Гай по-прежнему мотал головой по подушке. Он был чуть старше Графа — сорок три года, но казался сейчас стариком, от его львиного облика ничего не осталось. Прежнюю гриву обстригли, еще больше волос выпало. Выпуклый лоб, как голый купол. Крупная голова усохла, лицо заострилось, подчеркивая еврейские черты. Оно глядело на вас горящими глазами его предка-раввина. Гай был полукровкой, его предки — выкрестами, состоятельными людьми, англичанами. Граф пристально смотрел на еврейскую маску, в которую превратилось лицо Гая. Отец Графа был ярым антисемитом, и Граф (бывший поляком) постоянно искупал этот и многие другие его грехи.

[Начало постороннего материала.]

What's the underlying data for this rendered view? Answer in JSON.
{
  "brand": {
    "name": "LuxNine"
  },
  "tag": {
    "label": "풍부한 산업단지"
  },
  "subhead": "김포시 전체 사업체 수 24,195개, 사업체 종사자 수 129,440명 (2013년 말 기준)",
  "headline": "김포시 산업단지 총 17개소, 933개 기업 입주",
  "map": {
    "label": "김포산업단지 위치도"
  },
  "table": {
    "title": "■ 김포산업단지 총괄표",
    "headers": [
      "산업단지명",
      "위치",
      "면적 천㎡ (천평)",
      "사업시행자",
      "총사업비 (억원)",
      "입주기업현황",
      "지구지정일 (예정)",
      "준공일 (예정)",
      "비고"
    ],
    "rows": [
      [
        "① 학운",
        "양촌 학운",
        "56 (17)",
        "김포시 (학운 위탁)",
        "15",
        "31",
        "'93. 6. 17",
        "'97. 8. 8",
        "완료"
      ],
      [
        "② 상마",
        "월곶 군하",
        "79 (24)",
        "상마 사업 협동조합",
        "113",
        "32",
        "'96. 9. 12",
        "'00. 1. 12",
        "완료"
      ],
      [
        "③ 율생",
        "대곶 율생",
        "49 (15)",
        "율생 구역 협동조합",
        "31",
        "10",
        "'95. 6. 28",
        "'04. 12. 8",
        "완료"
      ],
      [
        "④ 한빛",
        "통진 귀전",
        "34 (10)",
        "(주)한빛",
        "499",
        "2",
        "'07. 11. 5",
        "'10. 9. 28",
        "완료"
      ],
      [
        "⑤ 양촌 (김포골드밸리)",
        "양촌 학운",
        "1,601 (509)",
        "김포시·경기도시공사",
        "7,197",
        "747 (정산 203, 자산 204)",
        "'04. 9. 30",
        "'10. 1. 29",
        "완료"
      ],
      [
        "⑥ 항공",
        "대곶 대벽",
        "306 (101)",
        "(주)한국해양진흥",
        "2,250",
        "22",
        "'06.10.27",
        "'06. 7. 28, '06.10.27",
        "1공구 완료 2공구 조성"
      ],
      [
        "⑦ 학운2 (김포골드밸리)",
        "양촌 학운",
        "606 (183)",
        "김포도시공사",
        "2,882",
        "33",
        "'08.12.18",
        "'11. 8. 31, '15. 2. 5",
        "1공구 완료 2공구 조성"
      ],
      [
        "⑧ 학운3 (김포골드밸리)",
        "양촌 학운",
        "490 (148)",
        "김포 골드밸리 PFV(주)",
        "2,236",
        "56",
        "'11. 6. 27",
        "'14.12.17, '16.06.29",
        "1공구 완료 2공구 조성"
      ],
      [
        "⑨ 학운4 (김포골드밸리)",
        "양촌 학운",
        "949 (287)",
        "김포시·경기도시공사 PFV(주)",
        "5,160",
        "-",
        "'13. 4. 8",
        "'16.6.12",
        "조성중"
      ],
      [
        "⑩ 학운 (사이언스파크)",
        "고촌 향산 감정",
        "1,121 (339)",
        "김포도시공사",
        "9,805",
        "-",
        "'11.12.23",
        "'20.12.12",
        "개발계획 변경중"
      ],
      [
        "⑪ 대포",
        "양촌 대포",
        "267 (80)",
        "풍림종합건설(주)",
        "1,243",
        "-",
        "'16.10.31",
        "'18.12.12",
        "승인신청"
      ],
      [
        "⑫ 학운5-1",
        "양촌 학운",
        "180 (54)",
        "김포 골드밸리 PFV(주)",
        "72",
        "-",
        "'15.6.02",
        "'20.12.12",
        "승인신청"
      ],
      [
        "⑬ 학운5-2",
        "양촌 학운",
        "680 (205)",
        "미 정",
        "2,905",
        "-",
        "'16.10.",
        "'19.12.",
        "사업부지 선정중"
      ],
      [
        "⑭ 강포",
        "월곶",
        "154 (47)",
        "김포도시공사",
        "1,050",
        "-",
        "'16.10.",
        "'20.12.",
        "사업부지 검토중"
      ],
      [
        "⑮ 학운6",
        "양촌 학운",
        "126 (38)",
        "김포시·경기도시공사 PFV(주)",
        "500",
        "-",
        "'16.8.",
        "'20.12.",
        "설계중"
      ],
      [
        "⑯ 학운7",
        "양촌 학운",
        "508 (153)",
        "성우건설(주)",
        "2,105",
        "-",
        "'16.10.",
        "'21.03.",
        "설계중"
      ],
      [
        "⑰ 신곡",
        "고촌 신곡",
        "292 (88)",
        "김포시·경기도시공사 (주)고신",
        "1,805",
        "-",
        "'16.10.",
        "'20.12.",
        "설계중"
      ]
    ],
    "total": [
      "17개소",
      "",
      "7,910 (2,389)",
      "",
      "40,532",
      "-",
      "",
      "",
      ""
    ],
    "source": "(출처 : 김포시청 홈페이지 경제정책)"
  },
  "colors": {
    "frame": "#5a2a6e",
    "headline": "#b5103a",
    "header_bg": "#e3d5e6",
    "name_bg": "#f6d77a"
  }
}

Обычная вещь, и, стараясь не думать об этом, Граф спросил:
— Ты в состоянии читать книги? Может, принести чего-нибудь?
— Нет, «Одиссея» будет мне провожатым. Я всегда думал о себе как об Одиссее. Только теперь… я не вернусь… надеюсь, что успею дочитать. Хотя в конце она так жестока…. Они сегодня собираются прийти?
— Ты говоришь о?..
— Les cousins et les tantes.
— Да, предполагаю, что придут.
— Они сторонятся меня с тех самых пор, как я заболел.
— Напротив, — сказал Граф, — если есть кто-нибудь, кого тебе хотелось бы увидеть, ручаюсь, что ему захотелось бы увидеться с тобой.
Он научился у Гая определенной, почти неприятной точности речи.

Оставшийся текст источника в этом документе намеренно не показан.